O primeiro erro de Adam McKay foi julgar que o que resultou às mil maravilhas no seu excelente filme anterior, “A Queda de Wall Street” (2015), em que explicava as razões do estoiro financeiro de 2008, ia também correr bem quando aplicado à figura e à biografia de Dick Cheney: uma abordagem em jiga-joga cronológica, um narrador omnisciente, e um tom a oscilar entre o sério e o piadético, o dramático e o gozão, com digressões marginais e interrupções, a que foram acrescentadas muitas liberdades com os factos. O que deu para trocar bem por miúdos em “A Queda de Wall Street”, já não funcionou em “Vice”, porque não estamos a falar de números, investimentos e mercados, mas sim de pessoas, de política e de poder. Onde aquele é cinematograficamente dinâmico e vistoso, “Vice” é dissonante e mastigado.

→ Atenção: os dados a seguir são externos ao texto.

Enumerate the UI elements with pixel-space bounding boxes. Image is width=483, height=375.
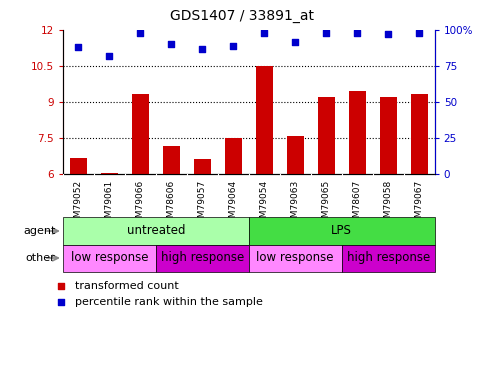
Text: GDS1407 / 33891_at: GDS1407 / 33891_at xyxy=(170,9,313,23)
Text: GSM79054: GSM79054 xyxy=(260,180,269,229)
Point xyxy=(199,46,206,52)
Text: untreated: untreated xyxy=(127,225,185,237)
Text: GSM78607: GSM78607 xyxy=(353,180,362,229)
Point xyxy=(322,30,330,36)
Text: low response: low response xyxy=(71,252,148,264)
Text: high response: high response xyxy=(161,252,244,264)
Text: GSM79067: GSM79067 xyxy=(415,180,424,229)
Text: low response: low response xyxy=(256,252,334,264)
Point xyxy=(415,30,423,36)
Bar xyxy=(101,173,118,174)
Point xyxy=(260,30,268,36)
Bar xyxy=(287,136,304,174)
Bar xyxy=(63,244,156,272)
Text: GSM79057: GSM79057 xyxy=(198,180,207,229)
Bar xyxy=(132,94,149,174)
Bar xyxy=(318,98,335,174)
Point xyxy=(168,42,175,48)
Bar xyxy=(194,159,211,174)
Bar xyxy=(249,244,342,272)
Text: GSM79065: GSM79065 xyxy=(322,180,331,229)
Text: GSM78606: GSM78606 xyxy=(167,180,176,229)
Text: transformed count: transformed count xyxy=(75,281,179,291)
Bar xyxy=(225,138,242,174)
Text: GSM79052: GSM79052 xyxy=(74,180,83,229)
Point xyxy=(57,299,64,305)
Point xyxy=(136,30,144,36)
Text: other: other xyxy=(26,253,56,263)
Bar xyxy=(63,217,249,244)
Text: LPS: LPS xyxy=(331,225,352,237)
Text: GSM79058: GSM79058 xyxy=(384,180,393,229)
Bar xyxy=(349,92,366,174)
Bar xyxy=(70,158,87,174)
Point xyxy=(291,39,299,45)
Text: high response: high response xyxy=(347,252,430,264)
Point xyxy=(354,30,361,36)
Point xyxy=(74,44,82,50)
Text: agent: agent xyxy=(23,226,56,236)
Bar xyxy=(163,146,180,174)
Bar xyxy=(380,98,397,174)
Bar xyxy=(411,94,428,174)
Text: GSM79064: GSM79064 xyxy=(229,180,238,229)
Bar xyxy=(156,244,249,272)
Text: GSM79061: GSM79061 xyxy=(105,180,114,229)
Bar xyxy=(342,244,435,272)
Point xyxy=(229,43,237,49)
Text: GSM79066: GSM79066 xyxy=(136,180,145,229)
Text: percentile rank within the sample: percentile rank within the sample xyxy=(75,297,263,307)
Text: GSM79063: GSM79063 xyxy=(291,180,300,229)
Point xyxy=(384,32,392,38)
Point xyxy=(105,53,113,59)
Point xyxy=(57,283,64,289)
Bar xyxy=(249,217,435,244)
Bar xyxy=(256,66,273,174)
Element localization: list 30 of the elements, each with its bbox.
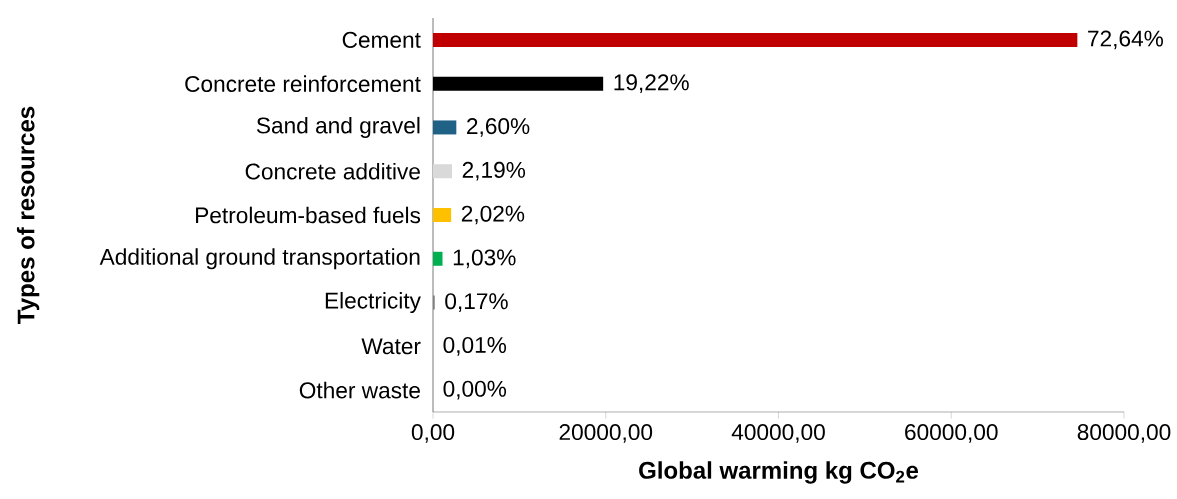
x-tick-label: 0,00: [411, 424, 455, 443]
y-tick-label: Petroleum-based fuels: [196, 206, 421, 224]
annotation: 1,03%: [453, 249, 516, 269]
annotation: 2,60%: [467, 118, 530, 137]
y-tick-label: Sand and gravel: [256, 116, 420, 139]
y-tick-label: Concrete additive: [245, 162, 420, 180]
annotation: 0,00%: [443, 380, 507, 400]
y-tick-label: Cement: [342, 31, 421, 48]
x-tick-label: 20000,00: [559, 424, 653, 443]
annotation: 0,17%: [445, 293, 508, 312]
bar: [433, 251, 443, 266]
annotation: 0,01%: [443, 336, 507, 356]
annotation: 19,22%: [614, 74, 689, 94]
y-tick-label: Additional ground transportation: [99, 248, 420, 270]
x-tick-label: 40000,00: [731, 424, 825, 443]
y-tick-label: Other waste: [299, 381, 420, 399]
y-tick-label: Electricity: [325, 292, 421, 314]
x-tick-label: 60000,00: [905, 424, 998, 443]
y-axis-title: Types of resources: [16, 106, 40, 324]
annotation: 72,64%: [1088, 30, 1164, 50]
x-tick-label: 80000,00: [1077, 424, 1171, 443]
bar: [433, 32, 1078, 47]
annotation: 2,02%: [461, 205, 525, 225]
bar: [433, 120, 457, 135]
bar: [433, 208, 452, 222]
bar: [433, 164, 453, 179]
x-axis-title: Global warming kg CO$_{2}$e: [639, 461, 919, 484]
y-tick-label: Concrete reinforcement: [185, 75, 421, 92]
annotation: 2,19%: [462, 161, 526, 181]
y-tick-label: Water: [361, 338, 421, 355]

[Veja uma entrevista com Sam Rockwell]

Depois, “Vice” tem um cerrado “parti pris” político-ideológico, que se expressa num reducionismo entre o cartoonesco e o diabolizador. Dick Cheney é uma amálgama de Darth Vader de fato e gravata, de vilão pronto-a-odiar de filme de série B e de personagem maléfica, um diabo à solta na Casa Branca. Ele, e o Partido Republicano, agem apenas para beneficiar os americanos “brancos, ricos e preconceituosos”, contra os progressistas, generosos e virtuosos (num dos momentos mais ridículos de “Vice”, vemos ser retirados pela malvada administração de Ronald Reagan, os painéis solares instalados no telhado da Casa Branca pelo bondoso Jimmy Carter). O filme vai ao ponto de culpar Cheney pelo aparecimento do ISIS, e omite que o Partido Democrata apoiou durante muito tempo a política externa e as medidas de exceção da “guerra ao terror” da administração Bush. Que chegou ao poder graças a uma vasta e sinistra conspiração político-mediática conservadora, claro.

[Veja uma cena de “Vice”]

Christian Bale, ator mediano e raras vezes entusiasmante, muito inferior aos seus compatriotas Gary Oldman e Tim Roth, engordou quase 20 quilos e submeteu-se à aplicação de próteses e chumaços de maquilhagem, bem como de efeitos digitais, para poder personificar Dick Cheney nas várias fases da sua vida. Mas estas alterações físicas e técnicas não constituem por si só uma caução para uma “boa” interpretação. No caso do Cheney de Bale, apenas conferem ao papel uma dimensão de proeza laboriosa, e acabam por acentuar a dimensão artificiosa, de “boneco”, que caracteriza esta representação do antigo vice-presidente dos EUA (será interessante compará-la com a de Richard Dreyfuss no citado “W”.) O que Bale – ao menos – apanha bem é o andar da personagem e o hábito de Cheney de falar pelos cantos da boca, ora casualmente, ora de forma ameaçadora.

[Veja imagens da rodagem de “Vice”]

O traço grosso, muito caricatural e ridicularizador que enforma “Vice”, é também aplicado a quase todas as restantes personagens da fita, George W. Bush incluído (interpretado por Sam Rockwell como um completo lorpa, saído das páginas da revista “Mad”). Além de Colin Powell (Tyler Perry), a única que escapa é Lynne Cheney, mulher de Dick Cheney, muito bem defendida por Amy Adams, à qual é dada alguma complexidade e humanidade, assim como às duas filhas do casal. Uma das raras vezes que “Vice” concede a Cheney alguma decência, é quando protege a filha mais nova, lésbica, do escrutínio público, mas mais tarde até isso o filme lhe tira, quando a outra filha decide concorrer a um cargo político. E o monólogo final da personagem, essencialmente para que Cheney se defina como “um mal necessário”, serve para o enterrar ainda mais.

Uma figura com a dimensão e a importância da do antigo e controverso vice-presidente dos EUA, a sua trajetória política e o enorme impacto interno e global da sua vigência na Casa Branca nos anos Bush, não se podem sintetizar e analisar num filme com pouco mais de duas horas como “Vice”. Sobretudo considerando a pesada mochila de execração vitriólica com que Adam McKay o carregou. Dick Cheney pedia uma série de televisão, e de preferência assinada por um realizador como Oliver Stone.